World War II and after

From 1940-1944, Fodor lived in the United States, working as a professor at the Illinois Institute of Technology and as a columnist with the Chicago Sun. Fodor was also active on the lecture circuit, giving speeches across the United States during the World War II years. In 1943, Fodor became a U.S. citizen.

At the conclusion of the war, Fodor resumed his journalistic career in Central Europe. Soon he was hired as Berlin Editor of Die Neue Zeitung, a newspaper funded by the U.S. military in post-war Germany. Between 1948 and 1957, Fodor regularly corresponded with William Fulbright, now U.S. Senator from Arkansas. Fodor sent Fulbright dozens of memos with summaries and his views of the situation in Europe and the Soviet Union.

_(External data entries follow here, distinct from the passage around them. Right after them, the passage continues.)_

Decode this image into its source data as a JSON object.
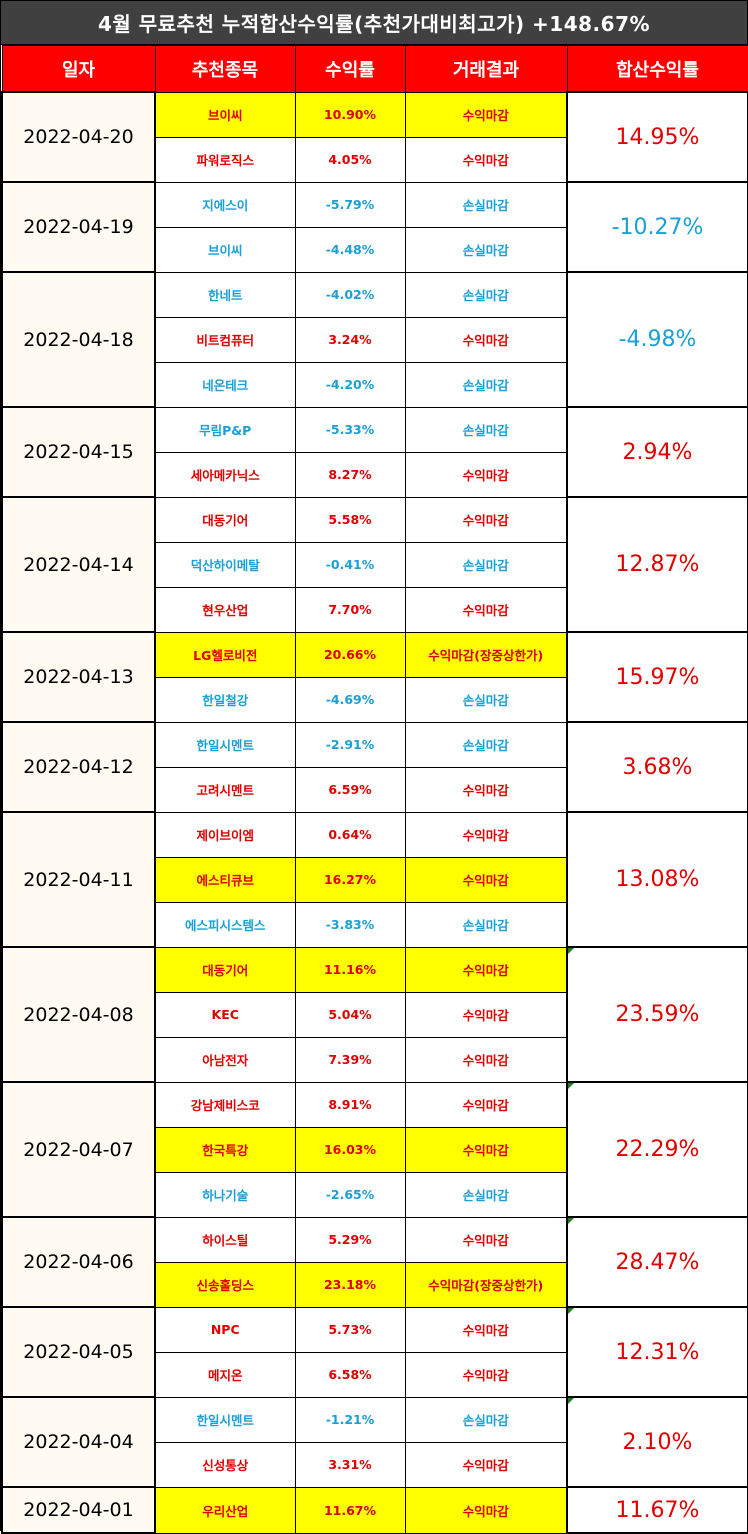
{
  "title": "4월 무료추천 누적합산수익률(추천가대비최고가) +148.67%",
  "headers": [
    "일자",
    "추천종목",
    "수익률",
    "거래결과",
    "합산수익률"
  ],
  "colors": {
    "profit": "#e00000",
    "loss": "#1aa0d6",
    "highlight": "#ffff00",
    "header_bg": "#ff0000",
    "banner_bg": "#404040"
  },
  "groups": [
    {
      "date": "2022-04-20",
      "total": "14.95%",
      "total_sign": "pos",
      "mark": false,
      "rows": [
        {
          "stock": "브이씨",
          "rate": "10.90%",
          "result": "수익마감",
          "sign": "pos",
          "highlight": true
        },
        {
          "stock": "파워로직스",
          "rate": "4.05%",
          "result": "수익마감",
          "sign": "pos",
          "highlight": false
        }
      ]
    },
    {
      "date": "2022-04-19",
      "total": "-10.27%",
      "total_sign": "neg",
      "mark": false,
      "rows": [
        {
          "stock": "지에스이",
          "rate": "-5.79%",
          "result": "손실마감",
          "sign": "neg",
          "highlight": false
        },
        {
          "stock": "브이씨",
          "rate": "-4.48%",
          "result": "손실마감",
          "sign": "neg",
          "highlight": false
        }
      ]
    },
    {
      "date": "2022-04-18",
      "total": "-4.98%",
      "total_sign": "neg",
      "mark": false,
      "rows": [
        {
          "stock": "한네트",
          "rate": "-4.02%",
          "result": "손실마감",
          "sign": "neg",
          "highlight": false
        },
        {
          "stock": "비트컴퓨터",
          "rate": "3.24%",
          "result": "수익마감",
          "sign": "pos",
          "highlight": false
        },
        {
          "stock": "네온테크",
          "rate": "-4.20%",
          "result": "손실마감",
          "sign": "neg",
          "highlight": false
        }
      ]
    },
    {
      "date": "2022-04-15",
      "total": "2.94%",
      "total_sign": "pos",
      "mark": false,
      "rows": [
        {
          "stock": "무림P&P",
          "rate": "-5.33%",
          "result": "손실마감",
          "sign": "neg",
          "highlight": false
        },
        {
          "stock": "세아메카닉스",
          "rate": "8.27%",
          "result": "수익마감",
          "sign": "pos",
          "highlight": false
        }
      ]
    },
    {
      "date": "2022-04-14",
      "total": "12.87%",
      "total_sign": "pos",
      "mark": false,
      "rows": [
        {
          "stock": "대동기어",
          "rate": "5.58%",
          "result": "수익마감",
          "sign": "pos",
          "highlight": false
        },
        {
          "stock": "덕산하이메탈",
          "rate": "-0.41%",
          "result": "손실마감",
          "sign": "neg",
          "highlight": false
        },
        {
          "stock": "현우산업",
          "rate": "7.70%",
          "result": "수익마감",
          "sign": "pos",
          "highlight": false
        }
      ]
    },
    {
      "date": "2022-04-13",
      "total": "15.97%",
      "total_sign": "pos",
      "mark": false,
      "rows": [
        {
          "stock": "LG헬로비전",
          "rate": "20.66%",
          "result": "수익마감(장중상한가)",
          "sign": "pos",
          "highlight": true
        },
        {
          "stock": "한일철강",
          "rate": "-4.69%",
          "result": "손실마감",
          "sign": "neg",
          "highlight": false
        }
      ]
    },
    {
      "date": "2022-04-12",
      "total": "3.68%",
      "total_sign": "pos",
      "mark": false,
      "rows": [
        {
          "stock": "한일시멘트",
          "rate": "-2.91%",
          "result": "손실마감",
          "sign": "neg",
          "highlight": false
        },
        {
          "stock": "고려시멘트",
          "rate": "6.59%",
          "result": "수익마감",
          "sign": "pos",
          "highlight": false
        }
      ]
    },
    {
      "date": "2022-04-11",
      "total": "13.08%",
      "total_sign": "pos",
      "mark": false,
      "rows": [
        {
          "stock": "제이브이엠",
          "rate": "0.64%",
          "result": "수익마감",
          "sign": "pos",
          "highlight": false
        },
        {
          "stock": "에스티큐브",
          "rate": "16.27%",
          "result": "수익마감",
          "sign": "pos",
          "highlight": true
        },
        {
          "stock": "에스피시스템스",
          "rate": "-3.83%",
          "result": "손실마감",
          "sign": "neg",
          "highlight": false
        }
      ]
    },
    {
      "date": "2022-04-08",
      "total": "23.59%",
      "total_sign": "pos",
      "mark": true,
      "rows": [
        {
          "stock": "대동기어",
          "rate": "11.16%",
          "result": "수익마감",
          "sign": "pos",
          "highlight": true
        },
        {
          "stock": "KEC",
          "rate": "5.04%",
          "result": "수익마감",
          "sign": "pos",
          "highlight": false
        },
        {
          "stock": "아남전자",
          "rate": "7.39%",
          "result": "수익마감",
          "sign": "pos",
          "highlight": false
        }
      ]
    },
    {
      "date": "2022-04-07",
      "total": "22.29%",
      "total_sign": "pos",
      "mark": true,
      "rows": [
        {
          "stock": "강남제비스코",
          "rate": "8.91%",
          "result": "수익마감",
          "sign": "pos",
          "highlight": false
        },
        {
          "stock": "한국특강",
          "rate": "16.03%",
          "result": "수익마감",
          "sign": "pos",
          "highlight": true
        },
        {
          "stock": "하나기술",
          "rate": "-2.65%",
          "result": "손실마감",
          "sign": "neg",
          "highlight": false
        }
      ]
    },
    {
      "date": "2022-04-06",
      "total": "28.47%",
      "total_sign": "pos",
      "mark": true,
      "rows": [
        {
          "stock": "하이스틸",
          "rate": "5.29%",
          "result": "수익마감",
          "sign": "pos",
          "highlight": false
        },
        {
          "stock": "신송홀딩스",
          "rate": "23.18%",
          "result": "수익마감(장중상한가)",
          "sign": "pos",
          "highlight": true
        }
      ]
    },
    {
      "date": "2022-04-05",
      "total": "12.31%",
      "total_sign": "pos",
      "mark": true,
      "rows": [
        {
          "stock": "NPC",
          "rate": "5.73%",
          "result": "수익마감",
          "sign": "pos",
          "highlight": false
        },
        {
          "stock": "메지온",
          "rate": "6.58%",
          "result": "수익마감",
          "sign": "pos",
          "highlight": false
        }
      ]
    },
    {
      "date": "2022-04-04",
      "total": "2.10%",
      "total_sign": "pos",
      "mark": true,
      "rows": [
        {
          "stock": "한일시멘트",
          "rate": "-1.21%",
          "result": "손실마감",
          "sign": "neg",
          "highlight": false
        },
        {
          "stock": "신성통상",
          "rate": "3.31%",
          "result": "수익마감",
          "sign": "pos",
          "highlight": false
        }
      ]
    },
    {
      "date": "2022-04-01",
      "total": "11.67%",
      "total_sign": "pos",
      "mark": false,
      "rows": [
        {
          "stock": "우리산업",
          "rate": "11.67%",
          "result": "수익마감",
          "sign": "pos",
          "highlight": true
        }
      ]
    }
  ]
}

Voice of America and retirement

After Die Neue Zeitung was closed in 1955, Fodor worked for Voice of America as policy director and program evaluator. Fodor retired from Voice of America in 1965 and died in Trostberg, Germany in 1997.

Fodor's obituary in the New York Times, "M. W. Fodor is dead at 87, a famed correspondent," reads in part:

M. W. Fodor, a well-known American foreign correspondent of the 1920's to 1940's who specialized in reporting on the Balkans and Central Europe, died Friday at the age of 87. . . . Although Mr. Fodor was an authority on the Balkans and Central Europe, his knowledge of all Europe was vast. In his old age he could on request name the deputy police chief in Vienna at the time of the Nazi assassination of Chancellor Engelbert Dollfuss in 1934... Mr. Fodor, born in Hungary, could speak Hungarian, English, German, French, and Italian fluently . . .

Books

  • Plot and Counterplot in Central Europe. Houghton Mifflin, 1937.
  • South of Hitler. Houghton Mifflin Co, Boston, 1939.
  • The Revolution is On. Houghton Mifflin Co., 1940.
  • The Russian Riddle. Chicago Sun Syndicate, 1942. A compilation of Fodor's columns written for the Chicago Sun.
  • VOA History: 1942 to 1967. Manuscript, 1967.
  • A complete list of books and magazine articles along with a selected list of newspaper articles by Fodor is included in Biographical Sketch: Marcel W. Fodor, Foreign Correspondent by Dan Durning.